In the Great Hall, Jareld scurried out from the alcove only meters away from Devesant. The Wyrm’s eyes were bloody. His mouth was making a constant stream of fire. Blood and smoke were gushing and steaming out of his neck, making the room wet, noxious, and thick.

Jareld saw Michael, dragging himself toward the door. Jareld didn’t know the extent of Michael’s injuries, but he could see Michael was not going to make it on his own.

Jareld ran around Devesant, put himself under Michael’s arm, and dragged/carried him to the doors.

Devesant turned to them, with as much motion as he could still control. It wouldn’t take much, Jareld thought, to wipe them both out. Michael was as far as you’d want a human to go before dying, and Jareld had the stamina of a lame raccoon.

Devesant couldn’t inhale, but he could flail about, and his body was now expelling powerful forces of magic.

But before he could deal the final blow, the first boulder hit him.

That last lever Jareld had pulled, the one he pulled just before leaving the fly rail room, was the reason a boulder hit Devesant. While he had been hiding in the fly rail room, Jareld had noticed that particular lever, the one that was with many flags and had the word “Danger” written on it in ten languages. It was the lever that opened the glass ceiling, in case you wanted to let the pure sunlight in.

The glass had broken long ago, and the rocks and boulders that had falling in their place had balanced themselves perfectly, but the framework was still there. The four bars that held the windows in place, once upon a time, were still there, resting, as part of the balanced rock formation.

So, before Jareld left the alcove, he had pulled the lever. He had disturbed the perfect balance. He had hoped to be clear of the room before the real damage happened. But as with everything since the finding of the erroneous journal entries, back in the Towers, things hadn’t gone according to Jareld’s plan.

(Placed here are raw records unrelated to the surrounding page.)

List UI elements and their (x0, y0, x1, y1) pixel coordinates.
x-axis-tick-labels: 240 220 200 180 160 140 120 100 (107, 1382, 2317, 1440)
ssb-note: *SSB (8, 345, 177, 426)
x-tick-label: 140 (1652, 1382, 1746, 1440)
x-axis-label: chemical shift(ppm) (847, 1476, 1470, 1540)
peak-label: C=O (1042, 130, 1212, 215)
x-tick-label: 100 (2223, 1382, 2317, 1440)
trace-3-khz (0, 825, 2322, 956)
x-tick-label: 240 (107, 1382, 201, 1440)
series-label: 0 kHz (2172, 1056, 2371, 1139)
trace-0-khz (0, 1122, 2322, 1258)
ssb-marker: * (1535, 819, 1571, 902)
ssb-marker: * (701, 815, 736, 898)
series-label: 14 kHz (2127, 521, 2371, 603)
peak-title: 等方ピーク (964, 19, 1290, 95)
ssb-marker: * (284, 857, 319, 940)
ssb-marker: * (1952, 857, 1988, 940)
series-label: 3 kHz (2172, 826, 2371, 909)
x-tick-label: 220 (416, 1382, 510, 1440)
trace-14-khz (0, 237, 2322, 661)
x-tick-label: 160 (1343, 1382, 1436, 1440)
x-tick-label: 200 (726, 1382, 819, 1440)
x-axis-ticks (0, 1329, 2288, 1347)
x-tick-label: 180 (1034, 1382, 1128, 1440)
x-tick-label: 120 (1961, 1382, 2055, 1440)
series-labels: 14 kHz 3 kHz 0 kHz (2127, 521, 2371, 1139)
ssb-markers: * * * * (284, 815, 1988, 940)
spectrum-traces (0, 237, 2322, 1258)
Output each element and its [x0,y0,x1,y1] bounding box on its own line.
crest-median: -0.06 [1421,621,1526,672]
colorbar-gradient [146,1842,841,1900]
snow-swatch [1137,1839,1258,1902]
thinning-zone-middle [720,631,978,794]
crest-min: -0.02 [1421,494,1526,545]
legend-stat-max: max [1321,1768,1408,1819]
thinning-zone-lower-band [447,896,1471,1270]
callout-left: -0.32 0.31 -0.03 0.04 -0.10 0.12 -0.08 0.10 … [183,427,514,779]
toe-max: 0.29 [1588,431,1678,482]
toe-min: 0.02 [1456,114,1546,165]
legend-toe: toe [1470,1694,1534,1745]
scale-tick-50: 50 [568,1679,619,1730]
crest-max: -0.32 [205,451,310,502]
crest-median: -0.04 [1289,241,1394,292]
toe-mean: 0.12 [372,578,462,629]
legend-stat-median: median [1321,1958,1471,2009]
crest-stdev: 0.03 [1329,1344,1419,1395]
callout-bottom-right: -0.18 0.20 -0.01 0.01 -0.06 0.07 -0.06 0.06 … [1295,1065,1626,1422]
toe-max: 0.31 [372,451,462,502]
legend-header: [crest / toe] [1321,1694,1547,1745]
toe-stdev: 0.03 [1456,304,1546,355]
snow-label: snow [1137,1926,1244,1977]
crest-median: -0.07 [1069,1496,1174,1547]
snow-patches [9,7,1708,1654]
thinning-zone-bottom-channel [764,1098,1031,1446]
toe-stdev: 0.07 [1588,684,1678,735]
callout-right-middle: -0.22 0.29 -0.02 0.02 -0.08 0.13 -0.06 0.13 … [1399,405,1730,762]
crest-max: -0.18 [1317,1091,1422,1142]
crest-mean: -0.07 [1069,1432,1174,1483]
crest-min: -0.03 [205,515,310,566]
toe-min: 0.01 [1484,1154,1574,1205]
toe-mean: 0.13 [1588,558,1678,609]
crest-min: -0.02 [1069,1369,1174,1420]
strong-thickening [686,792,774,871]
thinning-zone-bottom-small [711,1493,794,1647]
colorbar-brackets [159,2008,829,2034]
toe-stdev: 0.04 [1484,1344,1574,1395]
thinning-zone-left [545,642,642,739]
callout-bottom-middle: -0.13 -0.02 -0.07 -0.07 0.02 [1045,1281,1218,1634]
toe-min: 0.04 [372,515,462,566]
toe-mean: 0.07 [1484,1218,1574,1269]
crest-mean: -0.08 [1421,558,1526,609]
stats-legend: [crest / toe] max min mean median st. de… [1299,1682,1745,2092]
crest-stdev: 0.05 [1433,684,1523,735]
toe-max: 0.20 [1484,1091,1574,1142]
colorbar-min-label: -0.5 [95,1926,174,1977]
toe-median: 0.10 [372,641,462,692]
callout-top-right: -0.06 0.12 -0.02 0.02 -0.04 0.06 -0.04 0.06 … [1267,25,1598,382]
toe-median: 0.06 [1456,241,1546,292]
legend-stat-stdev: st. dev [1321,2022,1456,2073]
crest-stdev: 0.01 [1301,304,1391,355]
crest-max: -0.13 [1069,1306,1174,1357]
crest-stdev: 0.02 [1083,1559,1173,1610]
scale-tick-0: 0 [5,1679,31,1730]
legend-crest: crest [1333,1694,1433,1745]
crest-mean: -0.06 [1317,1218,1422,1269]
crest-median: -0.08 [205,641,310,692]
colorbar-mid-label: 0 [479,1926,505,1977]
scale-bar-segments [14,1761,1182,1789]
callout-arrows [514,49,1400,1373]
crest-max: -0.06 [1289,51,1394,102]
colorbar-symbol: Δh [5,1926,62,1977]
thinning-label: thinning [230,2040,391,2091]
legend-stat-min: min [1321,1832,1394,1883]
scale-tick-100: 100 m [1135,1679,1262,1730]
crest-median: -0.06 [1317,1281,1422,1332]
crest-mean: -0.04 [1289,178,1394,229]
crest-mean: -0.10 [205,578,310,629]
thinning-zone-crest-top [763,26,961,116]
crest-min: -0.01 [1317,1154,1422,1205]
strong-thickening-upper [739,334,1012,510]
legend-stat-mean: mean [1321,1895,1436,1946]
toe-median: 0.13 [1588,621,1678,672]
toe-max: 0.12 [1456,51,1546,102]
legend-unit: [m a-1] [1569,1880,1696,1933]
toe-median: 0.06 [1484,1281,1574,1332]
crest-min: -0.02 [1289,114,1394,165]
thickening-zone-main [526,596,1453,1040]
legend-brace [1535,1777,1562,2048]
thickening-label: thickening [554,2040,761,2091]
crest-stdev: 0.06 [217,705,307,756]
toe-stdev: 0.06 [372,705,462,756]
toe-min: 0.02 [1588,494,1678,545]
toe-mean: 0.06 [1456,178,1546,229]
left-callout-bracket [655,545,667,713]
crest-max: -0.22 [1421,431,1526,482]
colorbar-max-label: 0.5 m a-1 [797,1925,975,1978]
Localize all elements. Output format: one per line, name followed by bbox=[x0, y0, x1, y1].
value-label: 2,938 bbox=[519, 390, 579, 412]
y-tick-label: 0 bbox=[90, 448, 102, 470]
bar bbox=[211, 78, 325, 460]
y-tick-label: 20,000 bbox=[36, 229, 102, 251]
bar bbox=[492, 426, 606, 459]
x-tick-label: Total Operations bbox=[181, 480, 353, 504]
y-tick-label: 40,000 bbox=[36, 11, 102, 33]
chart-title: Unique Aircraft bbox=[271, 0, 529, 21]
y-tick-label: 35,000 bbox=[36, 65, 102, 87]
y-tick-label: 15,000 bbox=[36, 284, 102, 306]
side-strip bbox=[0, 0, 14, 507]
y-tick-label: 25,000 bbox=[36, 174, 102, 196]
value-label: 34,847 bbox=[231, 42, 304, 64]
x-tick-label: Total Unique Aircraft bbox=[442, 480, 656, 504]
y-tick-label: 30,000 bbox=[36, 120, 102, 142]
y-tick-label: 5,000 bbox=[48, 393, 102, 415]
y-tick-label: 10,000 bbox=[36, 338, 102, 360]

The first boulder hit Devesant in the left wing. It didn’t do any major damage, but it would leave a bruise the size of a door.

It was the second boulder that broke the Dragon’s spine.

Jareld moved as fast as his body could carry himself and the King. Rocks started falling around him, each one redefining the word, “close.”

Jareld saw the door, fifteen paces away, but knew he only had the energy for five more steps. Then, a boulder exploded three feet from him, and he and Michael fell over, coated in dusty debris.

There was nothing left. Jareld couldn’t move. Michael couldn’t move. The door was only a short distance away, but it was a short distance too far.